Aubrey de Grey, British researcher on aging, challenges the most basic assumption on mankind - that aging is inevitable.
de Grey argues that aging is a disease - curable if it's approached as 'an engineering problem'. He wants to identify every component that cause human tissue to age, and remedy each of them - forestalling disease and eventually death. He calls the approach Strategies for Engineered Negligible Senescence (SENS).
In July 2005, the MIT Technology Review offered a $20,000 prize to any molecular biologist who could demonstrate that 'SENS is so wrong that it is unworthy of learned debate'. According to MIT's judges, SENS is in a middle ground of yet-to-be-tested ideas that perhaps 'don't compel the assent of many knowledgeable scientists', but are 'not demonstrably wrong'.
19:35: Aubrey de Grey (Cambridge & Berkeley University): 'Rejuvenation biotechnology: why age will no longer mean aging'
20:10: Artistic perspective on aging by Jorge Leon (artist and film maker)

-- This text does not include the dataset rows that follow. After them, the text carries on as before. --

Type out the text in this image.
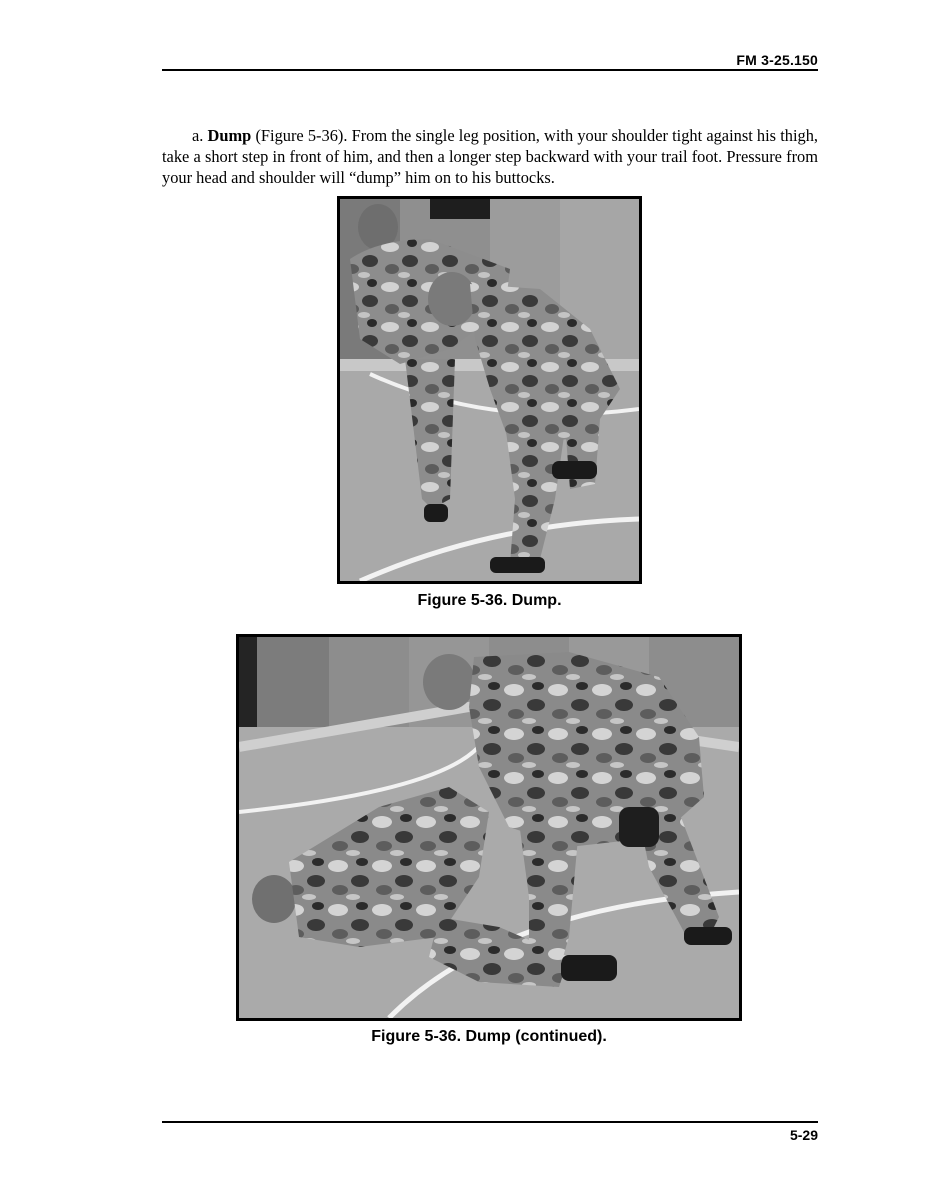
FM 3-25.150

a. Dump (Figure 5-36). From the single leg position, with your shoulder tight against his thigh, take a short step in front of him, and then a longer step backward with your trail foot. Pressure from your head and shoulder will “dump” him on to his buttocks.

Figure 5-36. Dump.
Figure 5-36. Dump (continued).
5-29
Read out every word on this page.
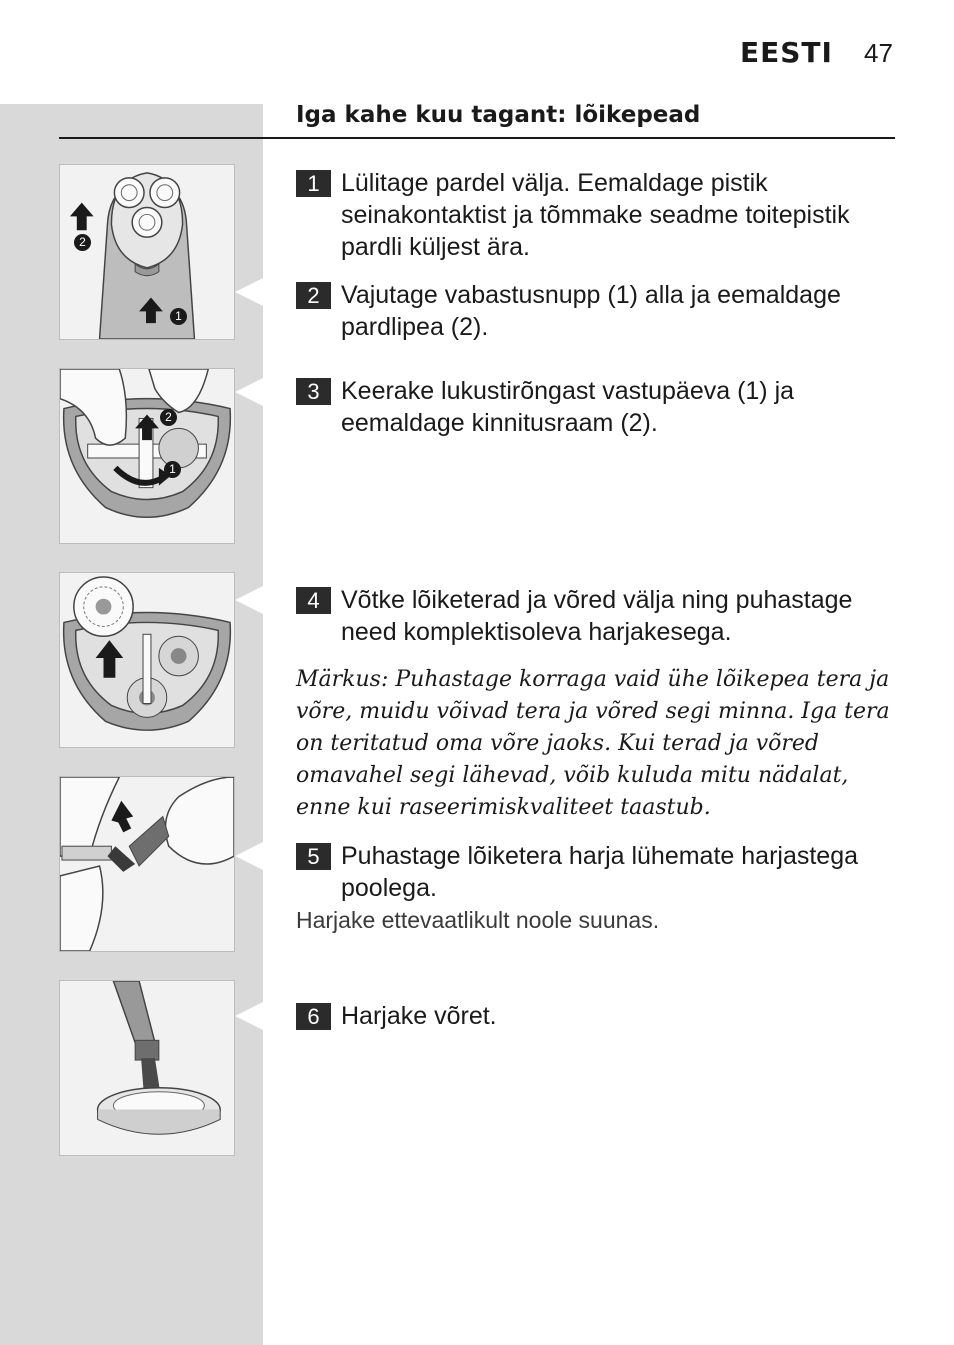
EESTI 47
Iga kahe kuu tagant: lõikepead
2
1
2
1
1 Lülitage pardel välja. Eemaldage pistik seinakontaktist ja tõmmake seadme toitepistik pardli küljest ära.
2 Vajutage vabastusnupp (1) alla ja eemaldage pardlipea (2).
3 Keerake lukustirõngast vastupäeva (1) ja eemaldage kinnitusraam (2).
4 Võtke lõiketerad ja võred välja ning puhastage need komplektisoleva harjakesega.
Märkus: Puhastage korraga vaid ühe lõikepea tera ja võre, muidu võivad tera ja võred segi minna. Iga tera on teritatud oma võre jaoks. Kui terad ja võred omavahel segi lähevad, võib kuluda mitu nädalat, enne kui raseerimiskvaliteet taastub.
5 Puhastage lõiketera harja lühemate harjastega poolega.
Harjake ettevaatlikult noole suunas.
6 Harjake võret.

20:30: 'Regenerative Medicine' by Claudia Spits (VUB)
20:45: A legal perspective on longevity by Julian Cockbain (Bioethics Institute Ghent)
Claudia Spits was born in Spain to a Dutch family that settled in a small beach town back in the sixties. She completed a Masters degree in Biology at the Universitat Autonoma de Barcelona, and after obtaining a highly competitive grant, engaged in a PhD at the same university. During her spare time, she started a bachelor degree in computer science, which despite not having been completed provides her now with a good insight on algorithm design and programming. The slow progress of her PhD enticed her to wrap it up into a master thesis, and move to Brussels, to start a new PhD at the VUB, which she defended in 2006. She decided to stay in Brussels for a post-doc, instead of returning to Spain. The human embryonic stem cell laboratory was just kicking off at the VUB and she decided to join the group after obtaining a post-doctoral fellowship of the FWO-Vlaanderen.
Today, she holds a faculty position and supervises a growing and very international team of researchers focusing on genome integrity and its consequences in human pluripotent cells. A recurrent theme in her work is the use of new technologies in applications they were not originally intended for, often pushing them to their physical and technical limits, and on rather unique samples. Her work has been published in numerous peer-reviewed journals, including Nature Biotechnology and Nature Communications.